Action Recognition from Videos using Deep Neural Networks
Convolutional neural network(CNN) models have been extensively used in recent years to solve the problem of image understanding giving state-of-the-art results in tasks like classification, recognition, retrieval, segmentation and object detection. Motivated by this success there have been several attempts to extend convolutional neural networks for video understanding and classification. An important distinction between images and videos is the temporal information that is encoded by the sequence of frames. Most CNN models fail to capture this temporal information. Recurrent neural networks have shown promising results in modelling sequences.

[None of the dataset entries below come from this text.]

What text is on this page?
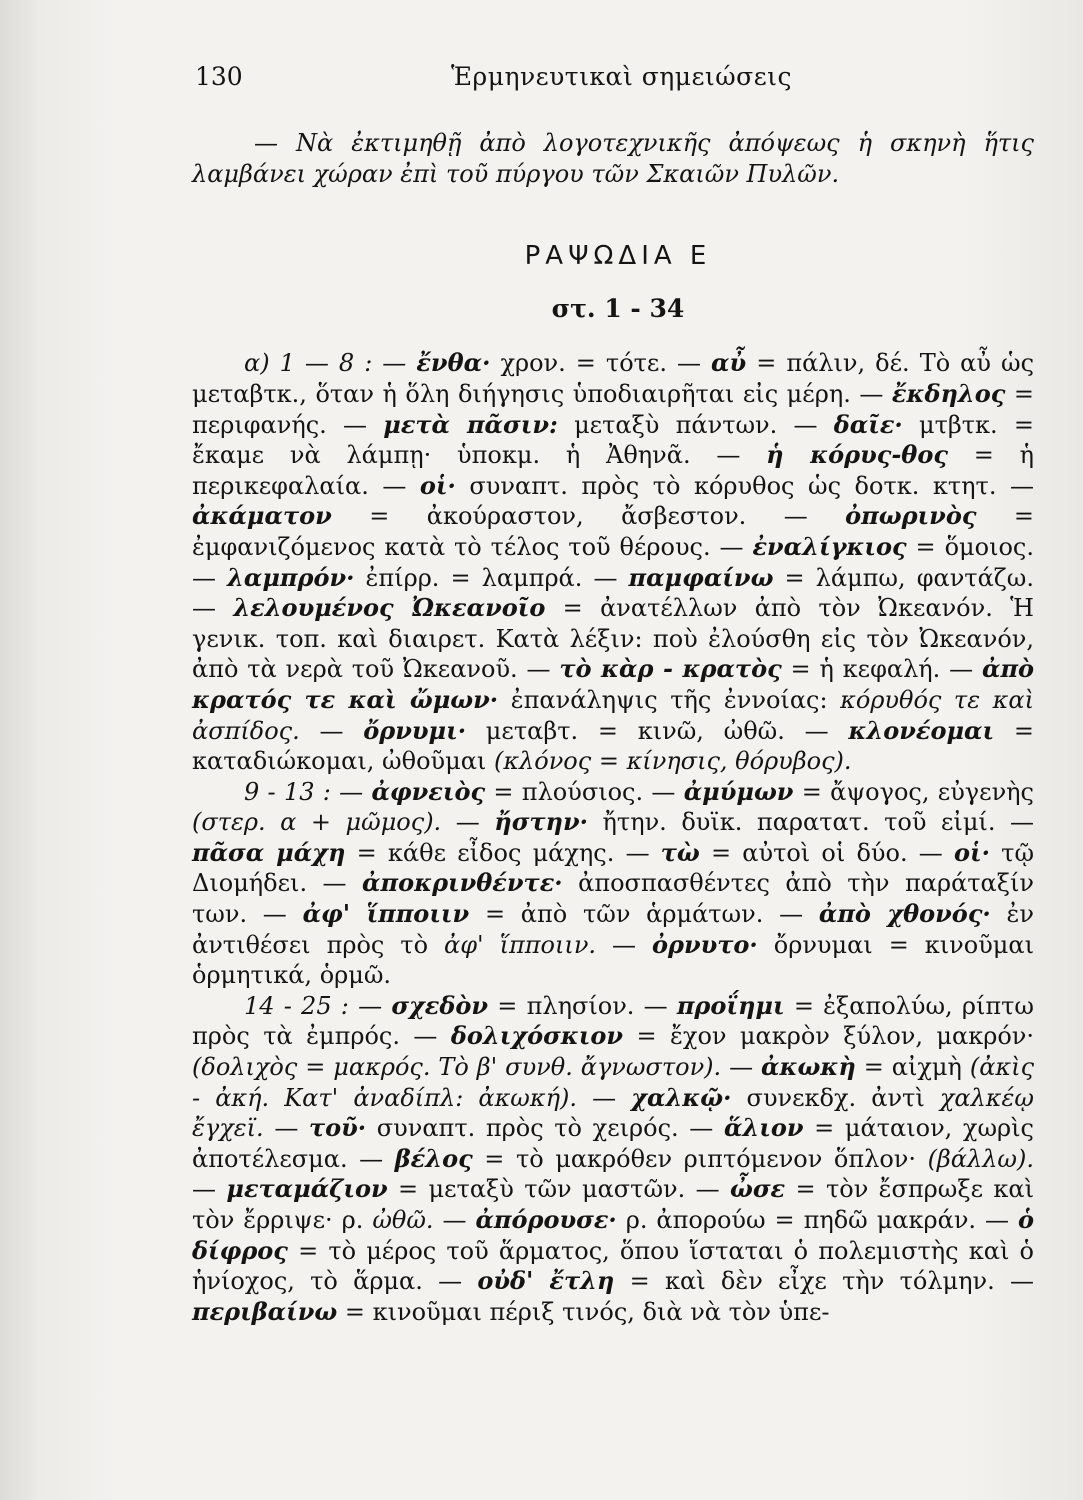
130	Ἑρμηνευτικαὶ σημειώσεις

— Νὰ ἐκτιμηθῇ ἀπὸ λογοτεχνικῆς ἀπόψεως ἡ σκηνὴ ἥτις λαμβάνει χώραν ἐπὶ τοῦ πύργου τῶν Σκαιῶν Πυλῶν.

ΡΑΨΩΔΙΑ Ε

στ. 1 - 34

α) 1 — 8 : — ἔνθα· χρον. = τότε. — αὖ = πάλιν, δέ. Τὸ αὖ ὡς μεταβτκ., ὅταν ἡ ὅλη διήγησις ὑποδιαιρῆται εἰς μέρη. — ἔκδηλος = περιφανής. — μετὰ πᾶσιν: μεταξὺ πάντων. — δαῖε· μτβτκ. = ἔκαμε νὰ λάμπῃ· ὑποκμ. ἡ Ἀθηνᾶ. — ἡ κόρυς-θος = ἡ περικεφαλαία. — οἱ· συναπτ. πρὸς τὸ κόρυθος ὡς δοτκ. κτητ. — ἀκάματον = ἀκούραστον, ἄσβεστον. — ὀπωρινὸς = ἐμφανιζόμενος κατὰ τὸ τέλος τοῦ θέρους. — ἐναλίγκιος = ὅμοιος. — λαμπρόν· ἐπίρρ. = λαμπρά. — παμφαίνω = λάμπω, φαντάζω. — λελουμένος Ὠκεανοῖο = ἀνατέλλων ἀπὸ τὸν Ὠκεανόν. Ἡ γενικ. τοπ. καὶ διαιρετ. Κατὰ λέξιν: ποὺ ἐλούσθη εἰς τὸν Ὠκεανόν, ἀπὸ τὰ νερὰ τοῦ Ὠκεανοῦ. — τὸ κὰρ - κρατὸς = ἡ κεφαλή. — ἀπὸ κρατός τε καὶ ὤμων· ἐπανάληψις τῆς ἐννοίας: κόρυθός τε καὶ ἀσπίδος. — ὄρνυμι· μεταβτ. = κινῶ, ὠθῶ. — κλονέομαι = καταδιώκομαι, ὠθοῦμαι (κλόνος = κίνησις, θόρυβος).

9 - 13 : — ἀφνειὸς = πλούσιος. — ἀμύμων = ἄψογος, εὐγενὴς (στερ. α + μῶμος). — ἤστην· ἤτην. δυϊκ. παρατατ. τοῦ εἰμί. — πᾶσα μάχη = κάθε εἶδος μάχης. — τὼ = αὐτοὶ οἱ δύο. — οἱ· τῷ Διομήδει. — ἀποκρινθέντε· ἀποσπασθέντες ἀπὸ τὴν παράταξίν των. — ἀφ' ἵπποιιν = ἀπὸ τῶν ἁρμάτων. — ἀπὸ χθονός· ἐν ἀντιθέσει πρὸς τὸ ἀφ' ἵπποιιν. — ὀρνυτο· ὄρνυμαι = κινοῦμαι ὁρμητικά, ὁρμῶ.

14 - 25 : — σχεδὸν = πλησίον. — προΐημι = ἐξαπολύω, ρίπτω πρὸς τὰ ἐμπρός. — δολιχόσκιον = ἔχον μακρὸν ξύλον, μακρόν· (δολιχὸς = μακρός. Τὸ β' συνθ. ἄγνωστον). — ἀκωκὴ = αἰχμὴ (ἀκὶς - ἀκή. Κατ' ἀναδίπλ: ἀκωκή). — χαλκῷ· συνεκδχ. ἀντὶ χαλκέῳ ἔγχεϊ. — τοῦ· συναπτ. πρὸς τὸ χειρός. — ἅλιον = μάταιον, χωρὶς ἀποτέλεσμα. — βέλος = τὸ μακρόθεν ριπτόμενον ὅπλον· (βάλλω). — μεταμάζιον = μεταξὺ τῶν μαστῶν. — ὦσε = τὸν ἔσπρωξε καὶ τὸν ἔρριψε· ρ. ὠθῶ. — ἀπόρουσε· ρ. ἀπορούω = πηδῶ μακράν. — ὁ δίφρος = τὸ μέρος τοῦ ἅρματος, ὅπου ἵσταται ὁ πολεμιστὴς καὶ ὁ ἡνίοχος, τὸ ἅρμα. — οὐδ' ἔτλη = καὶ δὲν εἶχε τὴν τόλμην. — περιβαίνω = κινοῦμαι πέριξ τινός, διὰ νὰ τὸν ὑπε-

In this work we present a neural network model which combines convolutional neural networks and recurrent neural networks. We first evaluate the effect of the convolutional network used for understanding static frames on action recognition. Following this we explore properties that are inherent in the dataset. We combine the representation we get from the convolutional network, the temporal information we get from the sequence of video frames and other properties of the dataset to create a unified model which is trained on the UCF-101 dataset for action recognition. We evaluate our model on the pre-defined test set splits of the UCF-101 dataset. We show that our model is able to achieve an improvement over the baseline model. We show comparison between our models and various models proposed in other related works on the UCF-101 dataset. We observe that a good model for action recognition not only needs to understand static frames but also needs to encode the temporal information across a sequence of frames.